ARQUITETURA

Pesquisadora descobre e divulga acervo de projetos da arquiteta Lina Bo Bardi

Tese de doutorado da professora Maíra Teixeira fez um levantamento inédito da obra da arquiteta ítalo-brasileira que recentemente foi premiada em Veneza

» Severino Francisco
postado em 14/07/2021 06:00
Registro histórico de Lina Bo Bardi na escada da Casa de Vidro -  (crédito: Chico Albuquerque/Convenio Museu da Imagem e do Som - SP/Instituto Moreira Salles)
Registro histórico de Lina Bo Bardi na escada da Casa de Vidro - (crédito: Chico Albuquerque/Convenio Museu da Imagem e do Som - SP/Instituto Moreira Salles)

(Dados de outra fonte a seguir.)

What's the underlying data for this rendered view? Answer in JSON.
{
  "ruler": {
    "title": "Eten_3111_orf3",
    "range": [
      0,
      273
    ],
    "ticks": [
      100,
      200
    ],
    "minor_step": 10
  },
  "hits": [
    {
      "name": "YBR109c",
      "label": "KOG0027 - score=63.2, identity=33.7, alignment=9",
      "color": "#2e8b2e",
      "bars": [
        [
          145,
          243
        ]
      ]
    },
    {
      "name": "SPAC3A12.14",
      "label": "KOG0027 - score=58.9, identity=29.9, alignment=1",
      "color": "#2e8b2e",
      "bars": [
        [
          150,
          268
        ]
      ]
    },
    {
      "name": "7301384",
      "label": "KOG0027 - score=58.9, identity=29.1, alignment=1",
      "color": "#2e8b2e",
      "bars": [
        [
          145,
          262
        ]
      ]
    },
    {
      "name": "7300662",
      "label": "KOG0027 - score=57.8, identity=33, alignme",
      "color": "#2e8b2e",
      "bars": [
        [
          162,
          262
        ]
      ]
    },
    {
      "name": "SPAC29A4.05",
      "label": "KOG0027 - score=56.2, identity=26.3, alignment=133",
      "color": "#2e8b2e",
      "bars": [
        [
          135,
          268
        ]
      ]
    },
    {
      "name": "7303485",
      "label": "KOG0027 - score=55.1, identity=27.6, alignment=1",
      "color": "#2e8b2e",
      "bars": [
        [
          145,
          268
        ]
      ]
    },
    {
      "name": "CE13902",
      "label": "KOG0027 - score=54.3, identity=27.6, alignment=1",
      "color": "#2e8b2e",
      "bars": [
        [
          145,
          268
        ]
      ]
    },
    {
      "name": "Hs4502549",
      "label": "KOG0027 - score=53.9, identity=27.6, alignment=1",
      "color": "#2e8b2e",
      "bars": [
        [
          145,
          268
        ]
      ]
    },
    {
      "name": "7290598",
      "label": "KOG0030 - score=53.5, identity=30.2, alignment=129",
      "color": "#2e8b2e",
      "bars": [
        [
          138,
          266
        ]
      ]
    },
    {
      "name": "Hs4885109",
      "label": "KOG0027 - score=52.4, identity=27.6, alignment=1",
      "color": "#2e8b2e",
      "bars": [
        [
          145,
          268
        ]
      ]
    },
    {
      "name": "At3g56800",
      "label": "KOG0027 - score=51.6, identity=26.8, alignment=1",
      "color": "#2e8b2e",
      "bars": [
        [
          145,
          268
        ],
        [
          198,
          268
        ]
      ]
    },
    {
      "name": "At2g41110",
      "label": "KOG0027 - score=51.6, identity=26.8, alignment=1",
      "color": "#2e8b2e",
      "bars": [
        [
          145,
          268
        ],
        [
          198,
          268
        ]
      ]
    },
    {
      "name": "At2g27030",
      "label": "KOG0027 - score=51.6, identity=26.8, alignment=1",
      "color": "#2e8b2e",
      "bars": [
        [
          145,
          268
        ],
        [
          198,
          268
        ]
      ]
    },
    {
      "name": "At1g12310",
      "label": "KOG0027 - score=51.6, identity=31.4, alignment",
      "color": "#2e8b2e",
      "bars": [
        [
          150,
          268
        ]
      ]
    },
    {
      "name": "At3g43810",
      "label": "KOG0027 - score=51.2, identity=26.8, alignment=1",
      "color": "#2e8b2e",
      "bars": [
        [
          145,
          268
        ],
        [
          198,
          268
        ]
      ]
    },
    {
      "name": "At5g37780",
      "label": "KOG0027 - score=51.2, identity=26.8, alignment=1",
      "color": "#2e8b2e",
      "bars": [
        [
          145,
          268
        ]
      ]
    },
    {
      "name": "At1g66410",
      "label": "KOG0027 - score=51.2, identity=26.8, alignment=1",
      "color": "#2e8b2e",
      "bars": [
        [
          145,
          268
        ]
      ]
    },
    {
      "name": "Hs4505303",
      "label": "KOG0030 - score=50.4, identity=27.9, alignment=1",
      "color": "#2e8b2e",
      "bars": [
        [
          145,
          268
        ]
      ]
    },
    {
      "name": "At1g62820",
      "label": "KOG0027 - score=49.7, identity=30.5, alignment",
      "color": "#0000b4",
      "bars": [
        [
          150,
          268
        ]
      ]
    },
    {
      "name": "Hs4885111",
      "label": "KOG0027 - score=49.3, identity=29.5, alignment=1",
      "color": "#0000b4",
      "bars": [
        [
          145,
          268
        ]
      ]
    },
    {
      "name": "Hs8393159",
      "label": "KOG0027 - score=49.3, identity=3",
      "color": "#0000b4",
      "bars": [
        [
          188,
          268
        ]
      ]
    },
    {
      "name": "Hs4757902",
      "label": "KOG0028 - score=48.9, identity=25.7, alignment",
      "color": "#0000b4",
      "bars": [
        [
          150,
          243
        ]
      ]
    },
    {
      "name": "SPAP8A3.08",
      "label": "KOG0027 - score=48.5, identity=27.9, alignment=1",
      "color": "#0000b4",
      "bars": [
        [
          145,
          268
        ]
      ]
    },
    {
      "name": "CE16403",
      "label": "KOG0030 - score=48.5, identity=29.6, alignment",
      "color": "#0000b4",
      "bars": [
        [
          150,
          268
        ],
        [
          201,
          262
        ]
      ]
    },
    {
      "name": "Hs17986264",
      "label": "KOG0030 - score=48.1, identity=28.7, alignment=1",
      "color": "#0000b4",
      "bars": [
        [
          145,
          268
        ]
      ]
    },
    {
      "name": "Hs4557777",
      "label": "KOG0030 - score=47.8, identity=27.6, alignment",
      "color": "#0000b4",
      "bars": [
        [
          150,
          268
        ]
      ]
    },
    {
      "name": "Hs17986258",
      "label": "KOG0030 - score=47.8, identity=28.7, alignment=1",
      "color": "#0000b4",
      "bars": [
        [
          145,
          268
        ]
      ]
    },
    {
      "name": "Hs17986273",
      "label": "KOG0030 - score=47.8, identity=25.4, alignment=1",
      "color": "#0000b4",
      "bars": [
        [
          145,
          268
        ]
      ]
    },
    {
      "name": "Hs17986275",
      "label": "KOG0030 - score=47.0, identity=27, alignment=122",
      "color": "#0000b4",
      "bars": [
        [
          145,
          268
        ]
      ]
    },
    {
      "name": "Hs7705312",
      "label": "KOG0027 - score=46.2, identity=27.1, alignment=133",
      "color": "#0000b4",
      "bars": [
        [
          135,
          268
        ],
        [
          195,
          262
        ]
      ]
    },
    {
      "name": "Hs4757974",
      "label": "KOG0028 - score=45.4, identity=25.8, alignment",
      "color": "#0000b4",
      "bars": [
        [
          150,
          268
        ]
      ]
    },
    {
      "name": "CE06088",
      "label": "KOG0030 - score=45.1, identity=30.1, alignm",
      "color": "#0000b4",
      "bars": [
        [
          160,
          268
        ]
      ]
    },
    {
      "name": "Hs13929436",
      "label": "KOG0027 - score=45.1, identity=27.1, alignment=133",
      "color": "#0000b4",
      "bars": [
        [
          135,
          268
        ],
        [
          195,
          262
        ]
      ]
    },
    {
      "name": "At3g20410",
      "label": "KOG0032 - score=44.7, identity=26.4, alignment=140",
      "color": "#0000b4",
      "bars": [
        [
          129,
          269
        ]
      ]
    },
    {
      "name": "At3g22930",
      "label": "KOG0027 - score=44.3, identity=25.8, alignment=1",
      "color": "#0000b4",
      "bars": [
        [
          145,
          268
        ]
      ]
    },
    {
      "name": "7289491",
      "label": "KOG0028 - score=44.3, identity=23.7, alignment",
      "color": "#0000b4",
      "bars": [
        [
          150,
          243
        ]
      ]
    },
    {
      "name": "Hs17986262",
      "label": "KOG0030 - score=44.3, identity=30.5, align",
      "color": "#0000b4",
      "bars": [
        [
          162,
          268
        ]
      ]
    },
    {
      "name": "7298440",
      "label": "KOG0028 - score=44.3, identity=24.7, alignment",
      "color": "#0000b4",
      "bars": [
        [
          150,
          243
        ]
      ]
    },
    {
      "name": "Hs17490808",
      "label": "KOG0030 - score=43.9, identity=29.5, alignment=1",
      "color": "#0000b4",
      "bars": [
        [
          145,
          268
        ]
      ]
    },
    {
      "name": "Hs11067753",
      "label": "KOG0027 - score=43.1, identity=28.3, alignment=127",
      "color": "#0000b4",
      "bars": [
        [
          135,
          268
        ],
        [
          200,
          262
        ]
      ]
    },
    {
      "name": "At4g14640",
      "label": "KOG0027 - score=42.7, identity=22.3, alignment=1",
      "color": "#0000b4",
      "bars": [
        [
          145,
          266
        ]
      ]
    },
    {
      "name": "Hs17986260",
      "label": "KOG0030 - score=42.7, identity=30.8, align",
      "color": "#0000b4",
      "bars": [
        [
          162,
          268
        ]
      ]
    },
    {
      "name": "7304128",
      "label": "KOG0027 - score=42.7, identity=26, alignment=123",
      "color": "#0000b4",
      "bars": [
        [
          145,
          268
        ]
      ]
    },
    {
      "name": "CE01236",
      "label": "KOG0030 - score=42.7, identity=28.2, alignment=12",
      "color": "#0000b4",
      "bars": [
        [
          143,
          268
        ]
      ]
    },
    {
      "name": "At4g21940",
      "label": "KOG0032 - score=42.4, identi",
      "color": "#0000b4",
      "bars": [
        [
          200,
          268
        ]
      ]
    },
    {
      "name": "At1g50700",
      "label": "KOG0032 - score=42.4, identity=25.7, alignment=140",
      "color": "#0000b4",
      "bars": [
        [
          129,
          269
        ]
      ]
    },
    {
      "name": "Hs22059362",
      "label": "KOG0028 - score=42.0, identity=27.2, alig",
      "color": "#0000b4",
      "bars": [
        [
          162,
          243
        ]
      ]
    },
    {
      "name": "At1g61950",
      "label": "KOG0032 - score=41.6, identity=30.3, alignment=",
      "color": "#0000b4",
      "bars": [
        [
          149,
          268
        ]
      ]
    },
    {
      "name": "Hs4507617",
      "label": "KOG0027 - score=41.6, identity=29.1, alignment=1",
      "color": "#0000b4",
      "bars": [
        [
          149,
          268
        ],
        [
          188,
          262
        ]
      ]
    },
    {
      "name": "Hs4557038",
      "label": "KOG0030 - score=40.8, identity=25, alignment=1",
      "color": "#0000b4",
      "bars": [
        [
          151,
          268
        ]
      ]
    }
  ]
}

Na Casa de Vidro, que Lina Bo Bardi projetou e construiu no topo de um morro, no bairro Morumbi, em São Paulo, a integração entre arquitetura e natureza é tão intensa, que quem se acomodar na sala tem a sensação de estar em uma poltrona no meio de uma floresta. Já na casa desenhada para Valéria Cirell, também no Morumbi, Lina plantou uma bromélia em uma parede com a superfície de concreto e seixos. A conhecida casa do Chame-Chame, na capital da Bahia, tem por assinatura as paredes verdes, paredes vivas, que se misturam ao concreto. As três obras projetadas pela arquiteta ítalo-brasileira Lina Bo Bardi apresentam relações específicas com a paisagem em que foram construídas e exemplificam a singularidade que muitas vezes sobrepõe sua arquitetura e a arte.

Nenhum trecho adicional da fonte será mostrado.